I'm really enjoying my life right now. It's not really that cool to admit that, because all the time, everyone is going through things... and it's taboo to admit a moment of good, because it comes across so badly to everyone who is mired in human tragedy. However, at the moment, in the heat of a transition of deep uncertainty... I can find a moment to say, in this craziness, I'm okay.

I am empowered with a lot of responsibility and the latitude to carry out said in any way I deem appropriate. Their expectations of me are a great compliment. On my end, I feel completely capable of meeting these grand demands. Which is why, in this craziness... I'm okay.

Not to mention a knock out new wardrobe. As they say, the suit makes the man.

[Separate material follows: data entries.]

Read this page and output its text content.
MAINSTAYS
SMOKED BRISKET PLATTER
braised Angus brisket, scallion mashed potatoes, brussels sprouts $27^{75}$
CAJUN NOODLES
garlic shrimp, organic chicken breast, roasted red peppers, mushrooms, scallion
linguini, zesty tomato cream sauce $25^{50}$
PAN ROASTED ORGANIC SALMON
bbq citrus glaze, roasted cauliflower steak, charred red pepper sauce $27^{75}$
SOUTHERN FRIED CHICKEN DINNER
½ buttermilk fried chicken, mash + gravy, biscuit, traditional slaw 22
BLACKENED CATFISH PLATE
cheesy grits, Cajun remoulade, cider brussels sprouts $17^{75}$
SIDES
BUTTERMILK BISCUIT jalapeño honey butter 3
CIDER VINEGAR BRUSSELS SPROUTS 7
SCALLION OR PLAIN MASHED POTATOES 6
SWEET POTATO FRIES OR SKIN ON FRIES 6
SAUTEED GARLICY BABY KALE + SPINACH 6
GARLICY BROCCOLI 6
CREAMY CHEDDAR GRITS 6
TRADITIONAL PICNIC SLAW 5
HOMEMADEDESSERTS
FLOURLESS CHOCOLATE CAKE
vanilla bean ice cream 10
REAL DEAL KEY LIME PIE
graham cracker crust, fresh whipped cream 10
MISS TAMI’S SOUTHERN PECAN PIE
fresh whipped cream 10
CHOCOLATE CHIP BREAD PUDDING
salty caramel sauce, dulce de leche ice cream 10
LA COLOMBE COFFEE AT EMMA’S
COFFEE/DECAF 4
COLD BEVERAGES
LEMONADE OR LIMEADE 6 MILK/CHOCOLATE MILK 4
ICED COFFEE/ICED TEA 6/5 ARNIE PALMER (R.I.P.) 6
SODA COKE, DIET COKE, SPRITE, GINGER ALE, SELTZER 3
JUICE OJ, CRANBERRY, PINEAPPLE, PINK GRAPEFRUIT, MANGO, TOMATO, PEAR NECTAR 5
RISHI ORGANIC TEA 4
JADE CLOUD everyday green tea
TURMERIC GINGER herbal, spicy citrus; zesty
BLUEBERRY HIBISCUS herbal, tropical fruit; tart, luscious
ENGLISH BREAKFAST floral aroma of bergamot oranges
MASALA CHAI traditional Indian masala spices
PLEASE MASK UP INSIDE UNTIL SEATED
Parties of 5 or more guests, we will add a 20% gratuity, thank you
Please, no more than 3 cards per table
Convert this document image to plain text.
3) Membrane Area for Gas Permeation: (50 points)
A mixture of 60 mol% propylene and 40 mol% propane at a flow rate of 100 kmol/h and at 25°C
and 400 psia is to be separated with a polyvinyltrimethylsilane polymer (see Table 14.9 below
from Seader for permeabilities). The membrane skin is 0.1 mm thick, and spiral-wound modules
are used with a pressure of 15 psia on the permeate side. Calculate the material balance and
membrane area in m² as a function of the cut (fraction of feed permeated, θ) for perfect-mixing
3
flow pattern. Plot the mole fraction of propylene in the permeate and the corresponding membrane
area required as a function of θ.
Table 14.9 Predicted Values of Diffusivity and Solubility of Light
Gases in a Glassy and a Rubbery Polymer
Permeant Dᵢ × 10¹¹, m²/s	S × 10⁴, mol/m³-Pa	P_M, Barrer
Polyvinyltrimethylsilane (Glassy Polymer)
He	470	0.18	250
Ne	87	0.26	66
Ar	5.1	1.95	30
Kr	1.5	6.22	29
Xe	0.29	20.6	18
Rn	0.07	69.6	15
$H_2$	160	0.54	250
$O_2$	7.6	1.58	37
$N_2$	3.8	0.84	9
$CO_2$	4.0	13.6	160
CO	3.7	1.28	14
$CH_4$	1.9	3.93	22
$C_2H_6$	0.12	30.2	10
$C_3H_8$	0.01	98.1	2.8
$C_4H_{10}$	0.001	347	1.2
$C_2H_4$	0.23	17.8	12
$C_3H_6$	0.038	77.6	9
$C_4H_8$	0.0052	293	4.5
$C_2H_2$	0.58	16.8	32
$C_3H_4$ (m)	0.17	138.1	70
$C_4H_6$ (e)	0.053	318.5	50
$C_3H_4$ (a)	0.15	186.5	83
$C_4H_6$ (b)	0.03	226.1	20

The only thing that has really been hard is the mornings. Five AM comes very early, and tomorrow, Mark wants to drop me a few hours early so he can take the car... what does that mean? Three? (I set my own hours, but everyone in my department works 7am-4pm, so that has been my routine... in order to make use of their resources for my training.)

3 comments:

Anonymous said...

i like the title of your blog
"life is irrational"

Rachel Sanderson said...

I am so happy for you. Except those mornings have to be a killer!

damhandiman said...

I met that guy that likes your title in AA, damn the anonymity I think you should know who that was.